Unshaded coffee plants grown with fertilizer yield the most coffee, although unfertilized shaded crops generally yield more than unfertilized unshaded crops: the response to fertilizer is much greater in full sun. While traditional coffee production causes berries to ripen more slowly and produce lower yields, the quality of the coffee is allegedly superior. In addition, the traditional shaded method provides living space for many wildlife species. Proponents of shade cultivation say environmental problems such as deforestation, pesticide pollution, habitat destruction, and soil and water degradation are the side effects of the practices employed in sun cultivation.
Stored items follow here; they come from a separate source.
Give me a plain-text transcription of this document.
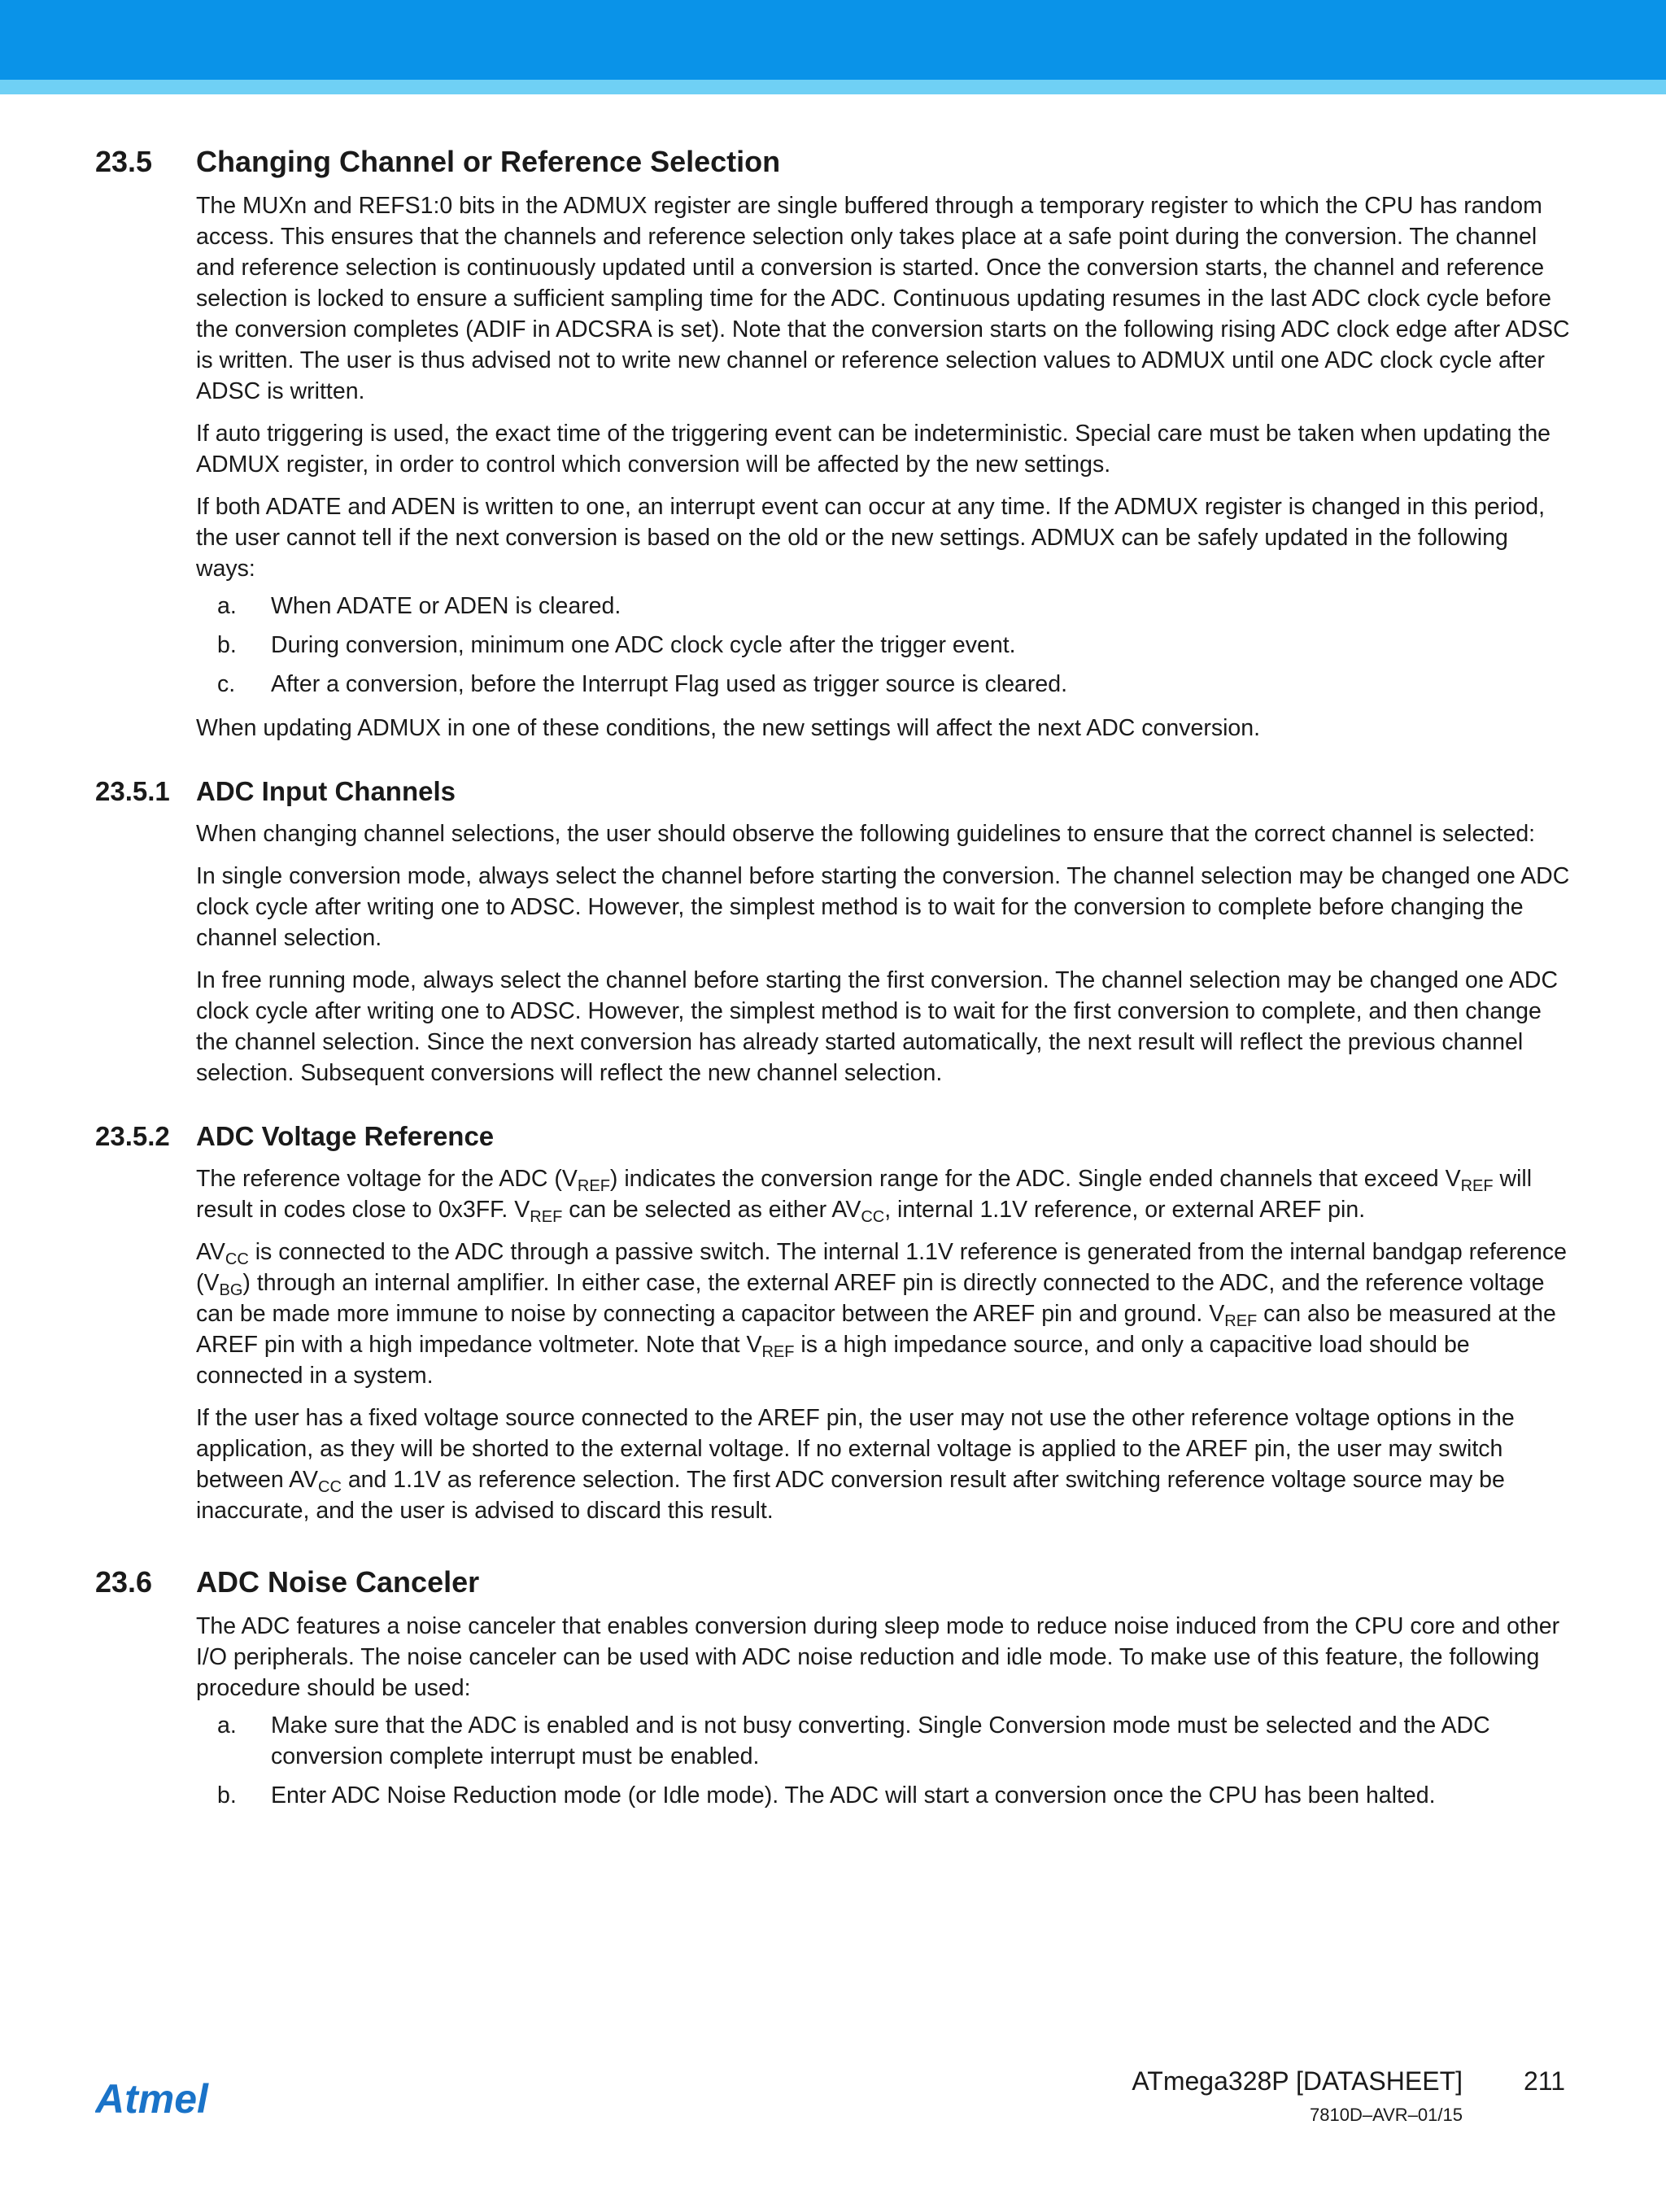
23.5 Changing Channel or Reference Selection

The MUXn and REFS1:0 bits in the ADMUX register are single buffered through a temporary register to which the CPU has random access. This ensures that the channels and reference selection only takes place at a safe point during the conversion. The channel and reference selection is continuously updated until a conversion is started. Once the conversion starts, the channel and reference selection is locked to ensure a sufficient sampling time for the ADC. Continuous updating resumes in the last ADC clock cycle before the conversion completes (ADIF in ADCSRA is set). Note that the conversion starts on the following rising ADC clock edge after ADSC is written. The user is thus advised not to write new channel or reference selection values to ADMUX until one ADC clock cycle after ADSC is written.

If auto triggering is used, the exact time of the triggering event can be indeterministic. Special care must be taken when updating the ADMUX register, in order to control which conversion will be affected by the new settings.

If both ADATE and ADEN is written to one, an interrupt event can occur at any time. If the ADMUX register is changed in this period, the user cannot tell if the next conversion is based on the old or the new settings. ADMUX can be safely updated in the following ways:

a. When ADATE or ADEN is cleared.
b. During conversion, minimum one ADC clock cycle after the trigger event.
c. After a conversion, before the Interrupt Flag used as trigger source is cleared.

When updating ADMUX in one of these conditions, the new settings will affect the next ADC conversion.

23.5.1 ADC Input Channels

When changing channel selections, the user should observe the following guidelines to ensure that the correct channel is selected:

In single conversion mode, always select the channel before starting the conversion. The channel selection may be changed one ADC clock cycle after writing one to ADSC. However, the simplest method is to wait for the conversion to complete before changing the channel selection.

In free running mode, always select the channel before starting the first conversion. The channel selection may be changed one ADC clock cycle after writing one to ADSC. However, the simplest method is to wait for the first conversion to complete, and then change the channel selection. Since the next conversion has already started automatically, the next result will reflect the previous channel selection. Subsequent conversions will reflect the new channel selection.

23.5.2 ADC Voltage Reference

The reference voltage for the ADC $(V_{REF})$ indicates the conversion range for the ADC. Single ended channels that exceed $V_{REF}$ will result in codes close to 0x3FF. $V_{REF}$ can be selected as either $AV_{CC}$, internal 1.1V reference, or external AREF pin.

$AV_{CC}$ is connected to the ADC through a passive switch. The internal 1.1V reference is generated from the internal bandgap reference $(V_{BG})$ through an internal amplifier. In either case, the external AREF pin is directly connected to the ADC, and the reference voltage can be made more immune to noise by connecting a capacitor between the AREF pin and ground. $V_{REF}$ can also be measured at the AREF pin with a high impedance voltmeter. Note that $V_{REF}$ is a high impedance source, and only a capacitive load should be connected in a system.

If the user has a fixed voltage source connected to the AREF pin, the user may not use the other reference voltage options in the application, as they will be shorted to the external voltage. If no external voltage is applied to the AREF pin, the user may switch between $AV_{CC}$ and 1.1V as reference selection. The first ADC conversion result after switching reference voltage source may be inaccurate, and the user is advised to discard this result.

23.6 ADC Noise Canceler

The ADC features a noise canceler that enables conversion during sleep mode to reduce noise induced from the CPU core and other I/O peripherals. The noise canceler can be used with ADC noise reduction and idle mode. To make use of this feature, the following procedure should be used:

a. Make sure that the ADC is enabled and is not busy converting. Single Conversion mode must be selected and the ADC conversion complete interrupt must be enabled.
b. Enter ADC Noise Reduction mode (or Idle mode). The ADC will start a conversion once the CPU has been halted.
Atmel	ATmega328P [DATASHEET] 211
7810D–AVR–01/15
Another issue concerning coffee is its use of water. It takes about 140 liters (37 U.S. gal) of water to grow the coffee beans needed to produce one cup of coffee, and coffee is often grown in places where there is a water shortage, such as Ethiopia.
Used coffee grounds may be used for composting or as a mulch. They are especially appreciated by worms and acid-loving plants such as blueberries. Some commercial coffee shops run initiatives to make better use of these grounds, including Starbucks’ “Grounds for your Garden” project, and community sponsored initiatives such as “Ground to Ground”.
Buy 100% kona coffee beans and climate change may significantly impact Kona coffee yields within a few decades. Kew Royal Botanic Gardens concluded that global warming threatens the genetic diversity of Arabica plants found in Ethiopia and surrounding lands.
Originally posted 2017-11-02 00:11:05.